Have you seen an increase in climbers in recent years, and if so, why do you think that is?
"I think it's increased a little, but it's one of those slow increases you don't really notice. I would say mountain rock climbing has decreased, because of time pressure on the average person. You can go to a crag (or the climbing wall) and have lots of time for the rest of the day. I think this factor has reduced winter climbing but the presence of lots of great pictures on-line of wonderful winter routes and crags has more than overcome this."

How has the season been so far, and do you have any predictions for the rest of the season?
"It's been very good so far, but to an extent that's personal because it's been cold enough to freeze the crags I like. And it's looking promising until mid February (just looking at the jetstream). Maybe even very cold if the Scandi High forms well (it's over Siberia at present which is a bit far away). Will the jetstream stay south subsequently? I'll be delighted if it does."

What's the best advice you can give to anyone wanting to get into winter mountaineering?
"Do some winter hillwalking. Then steeper walks. Then you'll realise that actually you have winter mountaineered and it isn't scary any more."

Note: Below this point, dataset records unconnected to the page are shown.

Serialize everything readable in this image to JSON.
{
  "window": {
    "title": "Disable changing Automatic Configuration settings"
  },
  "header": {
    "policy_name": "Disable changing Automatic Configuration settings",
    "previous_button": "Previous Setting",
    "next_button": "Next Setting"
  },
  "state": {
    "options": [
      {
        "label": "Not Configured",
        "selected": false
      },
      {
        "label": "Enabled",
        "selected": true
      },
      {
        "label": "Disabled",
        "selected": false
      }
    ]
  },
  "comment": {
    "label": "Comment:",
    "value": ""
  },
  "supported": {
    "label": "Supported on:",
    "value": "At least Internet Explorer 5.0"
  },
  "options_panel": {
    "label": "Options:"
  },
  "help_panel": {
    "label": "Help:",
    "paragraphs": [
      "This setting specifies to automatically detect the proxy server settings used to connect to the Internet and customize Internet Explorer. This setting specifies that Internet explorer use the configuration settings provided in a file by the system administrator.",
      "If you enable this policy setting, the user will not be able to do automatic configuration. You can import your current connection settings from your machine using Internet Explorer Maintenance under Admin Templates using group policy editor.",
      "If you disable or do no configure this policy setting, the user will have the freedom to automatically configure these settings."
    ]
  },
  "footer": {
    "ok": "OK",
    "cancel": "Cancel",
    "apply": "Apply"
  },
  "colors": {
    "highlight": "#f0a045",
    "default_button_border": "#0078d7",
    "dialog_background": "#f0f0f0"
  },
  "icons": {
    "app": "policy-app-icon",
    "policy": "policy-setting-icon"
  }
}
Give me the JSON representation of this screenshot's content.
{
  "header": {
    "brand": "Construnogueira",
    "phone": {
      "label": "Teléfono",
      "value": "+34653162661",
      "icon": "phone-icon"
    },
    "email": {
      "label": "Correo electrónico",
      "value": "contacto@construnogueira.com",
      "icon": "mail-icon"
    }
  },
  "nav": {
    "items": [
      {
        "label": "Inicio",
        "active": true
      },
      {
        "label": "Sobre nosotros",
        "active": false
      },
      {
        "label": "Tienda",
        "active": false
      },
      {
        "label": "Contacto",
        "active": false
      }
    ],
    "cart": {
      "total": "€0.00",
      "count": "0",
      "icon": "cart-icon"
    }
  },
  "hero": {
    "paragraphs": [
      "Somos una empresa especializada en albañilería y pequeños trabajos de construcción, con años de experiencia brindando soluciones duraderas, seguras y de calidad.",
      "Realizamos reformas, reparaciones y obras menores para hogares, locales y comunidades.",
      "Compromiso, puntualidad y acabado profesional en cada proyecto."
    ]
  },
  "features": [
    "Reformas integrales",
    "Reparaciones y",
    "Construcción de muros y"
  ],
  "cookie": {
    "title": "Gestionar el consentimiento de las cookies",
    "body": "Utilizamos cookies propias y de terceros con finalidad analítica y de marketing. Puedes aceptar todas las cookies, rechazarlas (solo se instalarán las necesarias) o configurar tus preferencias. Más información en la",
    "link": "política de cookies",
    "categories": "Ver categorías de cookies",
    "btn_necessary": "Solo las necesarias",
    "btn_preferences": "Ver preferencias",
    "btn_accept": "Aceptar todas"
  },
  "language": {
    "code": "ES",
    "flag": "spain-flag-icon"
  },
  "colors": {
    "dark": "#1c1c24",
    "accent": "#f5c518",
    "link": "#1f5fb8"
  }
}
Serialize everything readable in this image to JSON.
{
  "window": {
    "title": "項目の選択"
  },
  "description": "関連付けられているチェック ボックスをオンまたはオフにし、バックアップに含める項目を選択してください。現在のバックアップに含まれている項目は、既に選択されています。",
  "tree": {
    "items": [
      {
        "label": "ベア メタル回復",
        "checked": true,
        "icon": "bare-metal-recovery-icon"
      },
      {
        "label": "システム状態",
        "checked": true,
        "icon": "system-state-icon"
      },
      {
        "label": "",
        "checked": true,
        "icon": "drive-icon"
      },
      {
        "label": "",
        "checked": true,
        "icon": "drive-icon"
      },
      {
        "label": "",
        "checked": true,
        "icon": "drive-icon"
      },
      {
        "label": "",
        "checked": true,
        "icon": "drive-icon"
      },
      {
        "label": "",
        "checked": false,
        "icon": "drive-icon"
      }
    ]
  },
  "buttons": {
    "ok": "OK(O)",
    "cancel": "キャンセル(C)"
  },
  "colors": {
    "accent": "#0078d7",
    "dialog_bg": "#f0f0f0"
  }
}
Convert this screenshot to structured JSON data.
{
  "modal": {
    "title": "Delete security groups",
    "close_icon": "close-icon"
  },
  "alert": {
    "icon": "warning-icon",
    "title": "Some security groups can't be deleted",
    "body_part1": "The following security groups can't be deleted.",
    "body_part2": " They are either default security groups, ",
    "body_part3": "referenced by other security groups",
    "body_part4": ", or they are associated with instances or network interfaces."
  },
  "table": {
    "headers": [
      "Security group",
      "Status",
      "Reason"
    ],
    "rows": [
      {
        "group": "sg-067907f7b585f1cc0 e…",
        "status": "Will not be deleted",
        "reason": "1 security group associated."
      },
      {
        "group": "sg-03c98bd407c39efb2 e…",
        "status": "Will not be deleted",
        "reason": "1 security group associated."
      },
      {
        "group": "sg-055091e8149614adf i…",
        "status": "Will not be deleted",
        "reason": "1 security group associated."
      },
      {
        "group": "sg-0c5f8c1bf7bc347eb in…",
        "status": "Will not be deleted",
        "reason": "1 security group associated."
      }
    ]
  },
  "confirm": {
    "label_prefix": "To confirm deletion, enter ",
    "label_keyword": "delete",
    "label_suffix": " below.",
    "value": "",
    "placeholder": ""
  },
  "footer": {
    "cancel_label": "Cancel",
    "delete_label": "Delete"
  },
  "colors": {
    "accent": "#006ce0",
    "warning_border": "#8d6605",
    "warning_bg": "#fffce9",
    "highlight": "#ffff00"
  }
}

Which of your winter routes are you the most proud of, and can you pick several that you enjoy climbing now?
"Proudness is split between Vertigo Wall on Creag an Dubh Loch (FWA in 1977) and The Needle on Shelter Stone Crag (FWA in 1985). Vertigo Wall was a breakthrough for me, succeeding on something which was a 'last great problem'. We didn't climb it very well (aid and a bivouac) but we got up. The Needle was genuinely hard for the time, even elsewhere in the world.

"What do I enjoy now? It has to be new so there's no answer. Early season, I enjoy rocky routes in Coire an Sneachda – Fingers Ridge is a particular favourite. And Hidden Chimney. From guiding days, I think East and West Buttresses on Beinn Eighe are brilliant. George on Liathach is great too. And the Forcan Ridge on The Saddle."